München, den 25. März 1870

Lieber Schwager David!

Von Tag zu Tag hatte ich gehofft Euch ganz gute Nachrichten über Curt geben zu können, aber leider verzögert sich sein schmerzliches Leiden so sehr, dass immer wieder eine Woche angeht ohne die gewünschte Änderung zu bringen. Er hat es auf des Doctors Wunsch versucht, vor 14 Tagen auszugehen, es bekam ihm aber nicht gut und es scheint jetzt ein grosser Theil des Zahnkiefers entzündet zu sein. Er hat viele Schmerzen und bringt auch die Nächte meist schlaflos zu.
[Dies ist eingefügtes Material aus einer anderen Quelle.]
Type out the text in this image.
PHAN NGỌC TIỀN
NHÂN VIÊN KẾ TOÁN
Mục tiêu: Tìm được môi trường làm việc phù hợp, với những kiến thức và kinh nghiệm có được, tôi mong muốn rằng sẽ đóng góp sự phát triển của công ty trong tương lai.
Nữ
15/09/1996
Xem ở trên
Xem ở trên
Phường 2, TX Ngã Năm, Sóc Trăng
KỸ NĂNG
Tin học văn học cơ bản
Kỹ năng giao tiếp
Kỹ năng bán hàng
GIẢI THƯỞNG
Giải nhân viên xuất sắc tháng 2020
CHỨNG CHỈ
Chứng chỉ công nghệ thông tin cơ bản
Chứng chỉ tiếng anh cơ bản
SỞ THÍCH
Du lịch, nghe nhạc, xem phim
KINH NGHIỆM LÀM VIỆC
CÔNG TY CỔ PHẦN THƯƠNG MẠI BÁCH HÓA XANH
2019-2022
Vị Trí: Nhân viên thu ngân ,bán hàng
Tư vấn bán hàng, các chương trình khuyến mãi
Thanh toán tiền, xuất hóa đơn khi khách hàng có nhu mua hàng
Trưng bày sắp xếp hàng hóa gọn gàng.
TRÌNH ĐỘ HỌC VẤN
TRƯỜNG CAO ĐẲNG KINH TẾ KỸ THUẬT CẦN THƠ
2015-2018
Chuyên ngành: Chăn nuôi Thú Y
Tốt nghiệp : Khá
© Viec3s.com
Der Doctor musste ihm schon mehrere Male und auch heute wieder einschneiden, wo denn stets viel Eiter herausfliesst. Es musste die Erschütterung bei der Herausnahme des Zahnes eben eine sehr grosse gewesen sein. -

Curt ist ungemein geduldig, aber natürlich sehr verstimmt und obgleich ich sehr an Ernst gewöhnt bin, so greift mich doch diese düstere Stimmung oft recht an, zumal meine Mutter auch meistens recht getrübte Stimmung hat. Nun es wird auch wieder besser werden. Ich bin nur froh,dass wenigstens Maly mit Ausnahme der letzten Tage einen frohen Aufenthalt hatte. Seit sie fort ist, war ich nicht einmal im Theater, wie ich überhaupt nur hie und da zum Luftschnappen ausgehe oder in die Kirche und beim Vorübergehen in die Hofbibliothek. Ich kann daher auch Maly gar keine netten Neuigkeiten schreiben; denn ich lebe jetzt fast ganz abgeschlossen, da Curt keinen Besuch sehen will.-

Der Arme!- Er hat Schlaf und kann nicht schlafen - er hat Hunger und kann nicht essen und diess Alles wegen der Schmerzen! Natürlich bedauert er sein Leiden auch wegen seiner Schüler.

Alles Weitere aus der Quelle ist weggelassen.